"Do you smell the skunk odor," said Phil. At first I thought I smelled coffee -- ever notice how some ground coffee smells just a hint like skunk spray? Then I thought he meant he or his dog Teak had been sprayed by a skunk. Then I sniffed the air, and realized it was a red fox that only moments before marked its territory just where we were standing.
Red fox breed here in mid-January to late-February. Fox communicate through a mix of vocalizations and scent-marking throughout the year. During courtship, right about now, their urine takes on a mildly "skunky" smell. It sure gets your attention, so must make a fox mate perk up. Once mated the female will set-up a maternity den, where she will give birth to 1-10 pups in about 8 weeks.
Yesterday, as I walked through an old gravel pit I watched a gorgeous red fox scurry across the open land. Four deer also skipped across the snow and headed to dense softwood cover along the edges. Fox thrive in this mix of open land, shrub thickets, sand banks and jumbled boulders, edged by woods. The sand and gravel excavation perhaps messed up the scenic landscape, but the wildlife seem plentiful.

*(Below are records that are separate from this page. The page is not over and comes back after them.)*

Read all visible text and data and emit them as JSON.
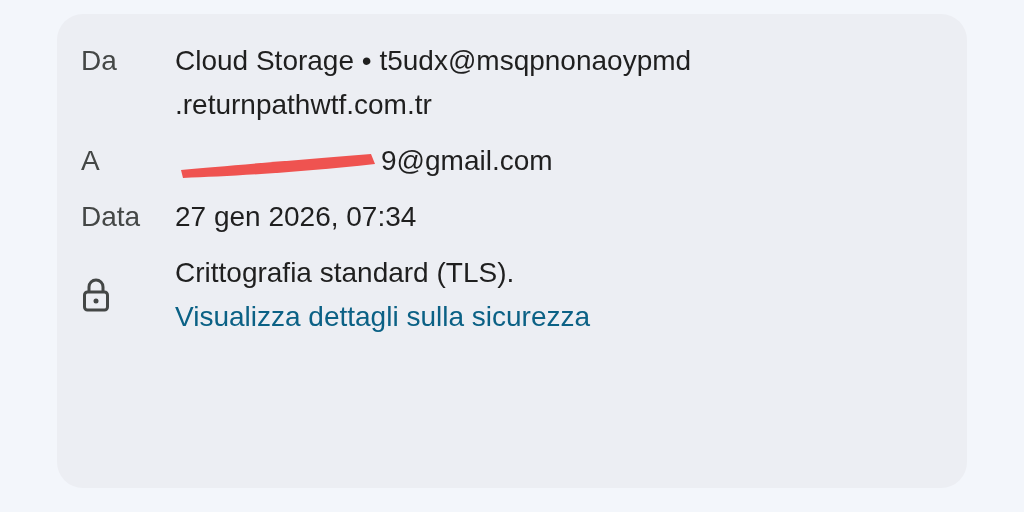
{
  "details": [
    {
      "kind": "sender",
      "label": "Da",
      "name": "Cloud Storage",
      "separator": "•",
      "address_lines": [
        "t5udx@msqpnonaoypmd",
        ".returnpathwtf.com.tr"
      ]
    },
    {
      "kind": "recipient",
      "label": "A",
      "address": "9@gmail.com",
      "redacted": true
    },
    {
      "kind": "date",
      "label": "Data",
      "value": "27 gen 2026, 07:34"
    },
    {
      "kind": "security",
      "text": "Crittografia standard (TLS).",
      "link": "Visualizza dettagli sulla sicurezza"
    }
  ]
}
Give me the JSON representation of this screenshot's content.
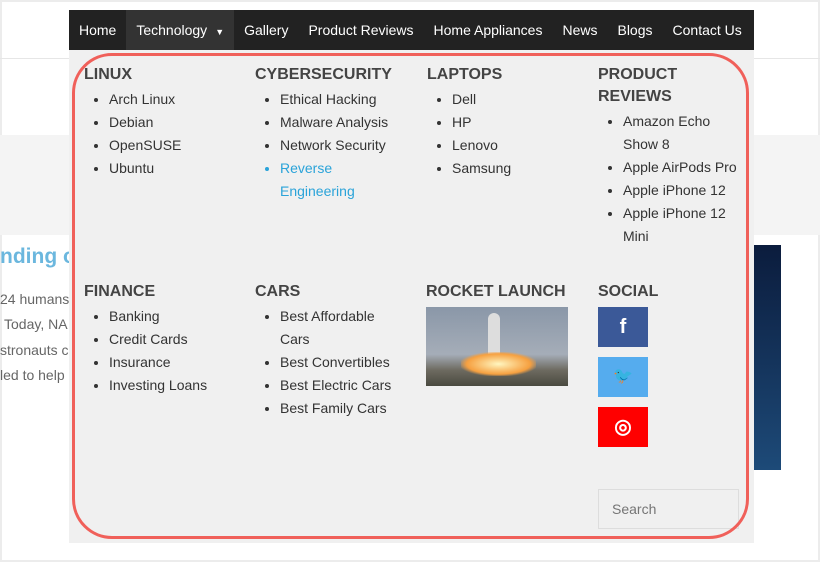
{
  "nav": [
    "Home",
    "Technology",
    "Gallery",
    "Product Reviews",
    "Home Appliances",
    "News",
    "Blogs",
    "Contact Us"
  ],
  "background": {
    "title": "nding o",
    "lines": [
      "24 humans",
      "Today, NA",
      "stronauts c",
      "led to help"
    ]
  },
  "columns": [
    {
      "heading": "LINUX",
      "items": [
        "Arch Linux",
        "Debian",
        "OpenSUSE",
        "Ubuntu"
      ]
    },
    {
      "heading": "CYBERSECURITY",
      "items": [
        "Ethical Hacking",
        "Malware Analysis",
        "Network Security",
        "Reverse Engineering"
      ]
    },
    {
      "heading": "LAPTOPS",
      "items": [
        "Dell",
        "HP",
        "Lenovo",
        "Samsung"
      ]
    },
    {
      "heading": "PRODUCT REVIEWS",
      "items": [
        "Amazon Echo Show 8",
        "Apple AirPods Pro",
        "Apple iPhone 12",
        "Apple iPhone 12 Mini"
      ]
    },
    {
      "heading": "FINANCE",
      "items": [
        "Banking",
        "Credit Cards",
        "Insurance",
        "Investing Loans"
      ]
    },
    {
      "heading": "CARS",
      "items": [
        "Best Affordable Cars",
        "Best Convertibles",
        "Best Electric Cars",
        "Best Family Cars"
      ]
    },
    {
      "heading": "ROCKET LAUNCH"
    },
    {
      "heading": "SOCIAL"
    }
  ],
  "social": [
    {
      "icon": "facebook-icon",
      "glyph": "f",
      "color": "#3b5998"
    },
    {
      "icon": "twitter-icon",
      "glyph": "🐦",
      "color": "#55acee"
    },
    {
      "icon": "instagram-icon",
      "glyph": "◎",
      "color": "#ff0000"
    }
  ],
  "search": {
    "placeholder": "Search"
  },
  "colors": {
    "highlight": "#f0605a",
    "link": "#2aa3d9"
  }
}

Both the red fox and the eastern coyote are adaptable in their choice of habitat and food. Research shows that the larger coyote might out-compete red fox, and therefore influence fox survival and distribution. The red fox seems to be holding its own. A red fox is able to hear low-frequency sounds, such as meadow voles scurrying under the snow. With its keen hearing and taste for a variety of small mammals, birds, insects, and fruits, the red fox will likely continue to thrive.
Look and smell for fox -- 'tis the season.